Gareth Lewis, 39, of St Catherine’s Road in Winchester, works in PR and communications. His two-year-old daughter Lila goes to Hartley House Montessori on St John’s Street for the equivalent of two days a week.

“We were quite uncertain when we first put her in,” he said. “But we think it’s been brilliant for her. We’ve noticed a huge change in her ability to interact with other children and she gets more opportunity to learn, more interaction time, than she would if she were at home.

“We were only really concerned because she seems so little and it almost seemed too much at the time but she loves it and the mere mention of nursery gets a little cheer on the day she’s due to go.

“You have to look at the environment carefully that you’re putting your child into and you make a judgement based on the quality on what’s on offer and, irrespective of if it was a primary school or whatever, I would work out what was best for my child.”

Hampshire County Council said there are nine early years and private and voluntary independent providers already based on maintained school sites representing 31 per cent of the 29 primary and infant schools.

There are a total of 14 early years and childcare provisions operating on maintained school sites however the guidance does allow for any school to consider changing its age range.
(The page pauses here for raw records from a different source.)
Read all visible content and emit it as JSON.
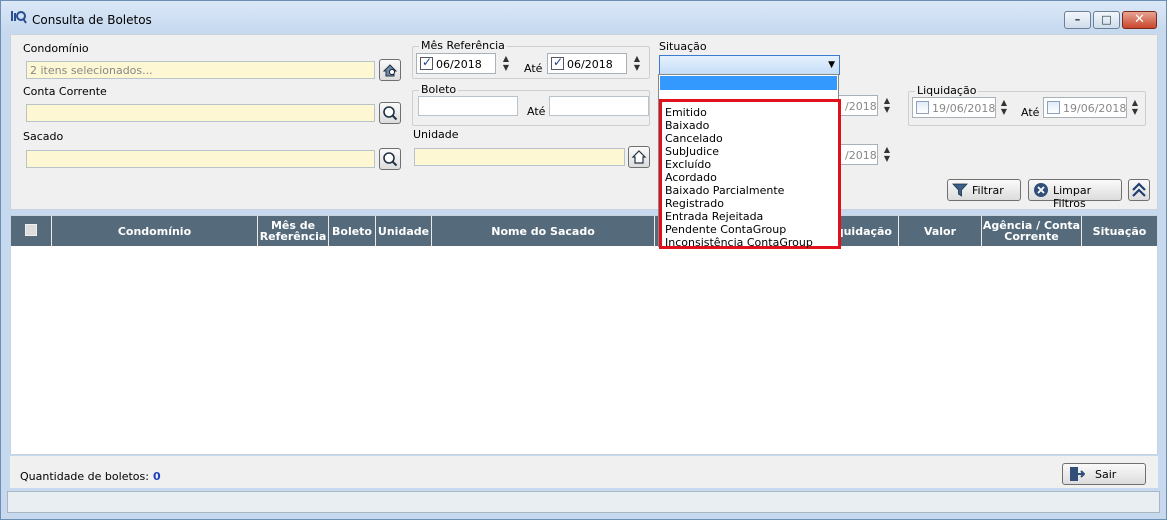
{
  "window": {
    "title": "Consulta de Boletos"
  },
  "filters": {
    "condominio": {
      "label": "Condomínio",
      "value": "2 itens selecionados..."
    },
    "conta_corrente": {
      "label": "Conta Corrente"
    },
    "sacado": {
      "label": "Sacado"
    },
    "mes_referencia": {
      "label": "Mês Referência",
      "from": "06/2018",
      "to": "06/2018",
      "ate": "Até"
    },
    "boleto": {
      "label": "Boleto",
      "ate": "Até"
    },
    "unidade": {
      "label": "Unidade"
    },
    "situacao": {
      "label": "Situação"
    },
    "emissao": {
      "from": "/2018",
      "to": "/2018"
    },
    "liquidacao": {
      "label": "Liquidação",
      "from": "19/06/2018",
      "to": "19/06/2018",
      "ate": "Até"
    },
    "filtrar_label": "Filtrar",
    "limpar_label": "Limpar Filtros"
  },
  "grid": {
    "columns": [
      "Condomínio",
      "Mês de Referência",
      "Boleto",
      "Unidade",
      "Nome do Sacado",
      "quidação",
      "Valor",
      "Agência / Conta Corrente",
      "Situação"
    ]
  },
  "situacao_options": [
    "Emitido",
    "Baixado",
    "Cancelado",
    "SubJudice",
    "Excluído",
    "Acordado",
    "Baixado Parcialmente",
    "Registrado",
    "Entrada Rejeitada",
    "Pendente ContaGroup",
    "Inconsistência ContaGroup"
  ],
  "footer": {
    "quantidade_label": "Quantidade de boletos:",
    "quantidade_value": "0",
    "sair_label": "Sair"
  },
  "colors": {
    "highlight": "#e0101c",
    "header": "#556b7c",
    "selection": "#3399ff"
  },
  "icons": [
    "report-search-icon",
    "house-search-icon",
    "magnifier-icon",
    "house-icon",
    "funnel-icon",
    "clear-icon",
    "collapse-icon",
    "exit-icon"
  ]
}
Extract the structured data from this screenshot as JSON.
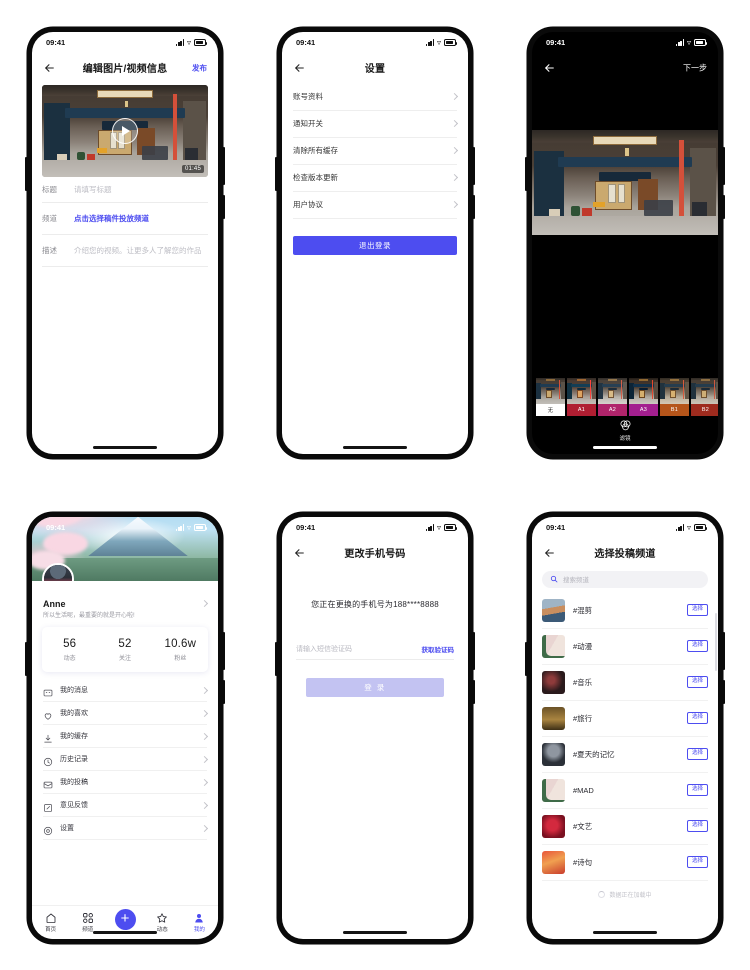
{
  "accent": "#4d4df0",
  "statusbar": {
    "time": "09:41",
    "signal_icon": "signal-bars-icon",
    "wifi_icon": "wifi-icon",
    "battery_icon": "battery-icon"
  },
  "screens": {
    "edit_media": {
      "nav": {
        "back_icon": "back-arrow-icon",
        "title": "编辑图片/视频信息",
        "action": "发布"
      },
      "media": {
        "play_icon": "play-icon",
        "duration": "01:45"
      },
      "fields": [
        {
          "label": "标题",
          "value": "请填写标题",
          "is_link": false
        },
        {
          "label": "频道",
          "value": "点击选择稿件投放频道",
          "is_link": true
        },
        {
          "label": "描述",
          "value": "介绍您的视频。让更多人了解您的作品",
          "is_link": false
        }
      ]
    },
    "settings": {
      "nav": {
        "back_icon": "back-arrow-icon",
        "title": "设置"
      },
      "items": [
        {
          "label": "账号资料"
        },
        {
          "label": "通知开关"
        },
        {
          "label": "清除所有缓存"
        },
        {
          "label": "检查版本更新"
        },
        {
          "label": "用户协议"
        }
      ],
      "logout_label": "退出登录"
    },
    "filter": {
      "nav": {
        "back_icon": "back-arrow-icon",
        "action": "下一步"
      },
      "filters": [
        {
          "name": "无",
          "color": "#ffffff",
          "text_color": "#222222"
        },
        {
          "name": "A1",
          "color": "#b01e32",
          "text_color": "#ffffff"
        },
        {
          "name": "A2",
          "color": "#b0246b",
          "text_color": "#ffffff"
        },
        {
          "name": "A3",
          "color": "#a31f8f",
          "text_color": "#ffffff"
        },
        {
          "name": "B1",
          "color": "#b5551a",
          "text_color": "#ffffff"
        },
        {
          "name": "B2",
          "color": "#9e2b1e",
          "text_color": "#ffffff"
        }
      ],
      "tool": {
        "icon": "filter-rings-icon",
        "label": "滤镜"
      }
    },
    "profile": {
      "name": "Anne",
      "bio": "所以生活呢，最重要的就是开心啦!",
      "avatar_icon": "user-avatar",
      "chevron_icon": "chevron-right-icon",
      "stats": [
        {
          "value": "56",
          "label": "动态"
        },
        {
          "value": "52",
          "label": "关注"
        },
        {
          "value": "10.6w",
          "label": "粉丝"
        }
      ],
      "menu": [
        {
          "label": "我的消息",
          "icon": "message-icon"
        },
        {
          "label": "我的喜欢",
          "icon": "heart-icon"
        },
        {
          "label": "我的缓存",
          "icon": "download-icon"
        },
        {
          "label": "历史记录",
          "icon": "clock-icon"
        },
        {
          "label": "我的投稿",
          "icon": "inbox-icon"
        },
        {
          "label": "意见反馈",
          "icon": "edit-note-icon"
        },
        {
          "label": "设置",
          "icon": "gear-icon"
        }
      ],
      "tabs": [
        {
          "label": "首页",
          "icon": "home-icon",
          "active": false
        },
        {
          "label": "频道",
          "icon": "grid-icon",
          "active": false
        },
        {
          "label": "",
          "icon": "plus-icon",
          "active": false
        },
        {
          "label": "动态",
          "icon": "star-icon",
          "active": false
        },
        {
          "label": "我的",
          "icon": "person-icon",
          "active": true
        }
      ]
    },
    "change_phone": {
      "nav": {
        "back_icon": "back-arrow-icon",
        "title": "更改手机号码"
      },
      "hint": "您正在更换的手机号为188****8888",
      "code_placeholder": "请输入短信验证码",
      "get_code_label": "获取验证码",
      "submit_label": "登 录"
    },
    "channel_select": {
      "nav": {
        "back_icon": "back-arrow-icon",
        "title": "选择投稿频道"
      },
      "search": {
        "icon": "search-icon",
        "placeholder": "搜索频道"
      },
      "pick_label": "选择",
      "channels": [
        {
          "name": "#混剪",
          "thumb": "thumb-portrait"
        },
        {
          "name": "#动漫",
          "thumb": "thumb-plant"
        },
        {
          "name": "#音乐",
          "thumb": "thumb-dark-flowers"
        },
        {
          "name": "#旅行",
          "thumb": "thumb-gold"
        },
        {
          "name": "#夏天的记忆",
          "thumb": "thumb-umbrella"
        },
        {
          "name": "#MAD",
          "thumb": "thumb-plant"
        },
        {
          "name": "#文艺",
          "thumb": "thumb-red-flowers"
        },
        {
          "name": "#诗句",
          "thumb": "thumb-orange"
        }
      ],
      "loading_text": "数据正在加载中",
      "loading_icon": "spinner-icon"
    }
  }
}
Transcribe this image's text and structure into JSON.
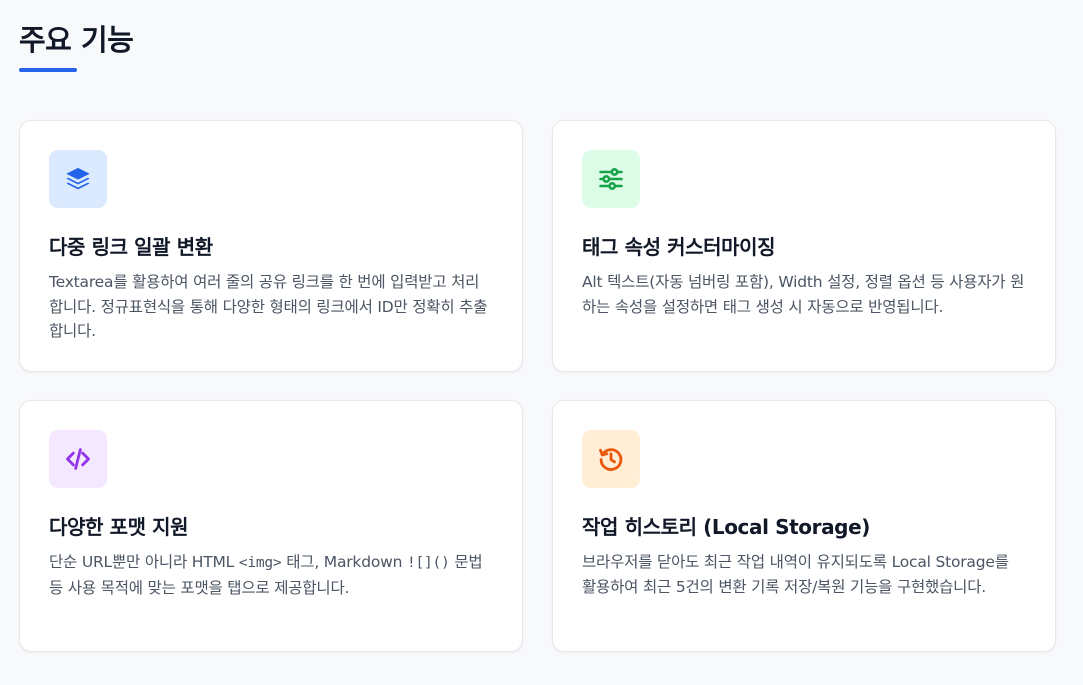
{
  "section": {
    "title": "주요 기능",
    "accent_color": "#2563eb"
  },
  "features": [
    {
      "icon": "layers-icon",
      "icon_bg": "#dbeafe",
      "icon_color": "#2563eb",
      "title": "다중 링크 일괄 변환",
      "description": "Textarea를 활용하여 여러 줄의 공유 링크를 한 번에 입력받고 처리합니다. 정규표현식을 통해 다양한 형태의 링크에서 ID만 정확히 추출합니다."
    },
    {
      "icon": "sliders-icon",
      "icon_bg": "#dcfce7",
      "icon_color": "#16a34a",
      "title": "태그 속성 커스터마이징",
      "description": "Alt 텍스트(자동 넘버링 포함), Width 설정, 정렬 옵션 등 사용자가 원하는 속성을 설정하면 태그 생성 시 자동으로 반영됩니다."
    },
    {
      "icon": "code-icon",
      "icon_bg": "#f3e8ff",
      "icon_color": "#9333ea",
      "title": "다양한 포맷 지원",
      "description_part1": "단순 URL뿐만 아니라 HTML ",
      "description_code1": "<img>",
      "description_part2": " 태그, Markdown ",
      "description_code2": "![]()",
      "description_part3": " 문법 등 사용 목적에 맞는 포맷을 탭으로 제공합니다."
    },
    {
      "icon": "history-icon",
      "icon_bg": "#ffedd5",
      "icon_color": "#ea580c",
      "title": "작업 히스토리 (Local Storage)",
      "description": "브라우저를 닫아도 최근 작업 내역이 유지되도록 Local Storage를 활용하여 최근 5건의 변환 기록 저장/복원 기능을 구현했습니다."
    }
  ]
}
Councillor Keith Mans, Hampshire County Council’s Executive Lead Member for Children’s Services, said: “Hampshire County Council is delighted that early years and childcare providers have already developed flexible services to enable two year olds to access early years education, when parents choose to do so.

“The new statutory guidance allows further flexibility for schools to consider changes in their age range and this will enable some of the schools that currently hold separate Ofsted registrations for early years and childcare, for child age ranges outside of their current school roll, to consider including this age range.

“For any school that may wish to make changes, it will be important for school governors to ensure that all aspects are carefully thought through with good business planning to ensure that any business risk and confidence in demand enables services to be viable and affordable for parents.”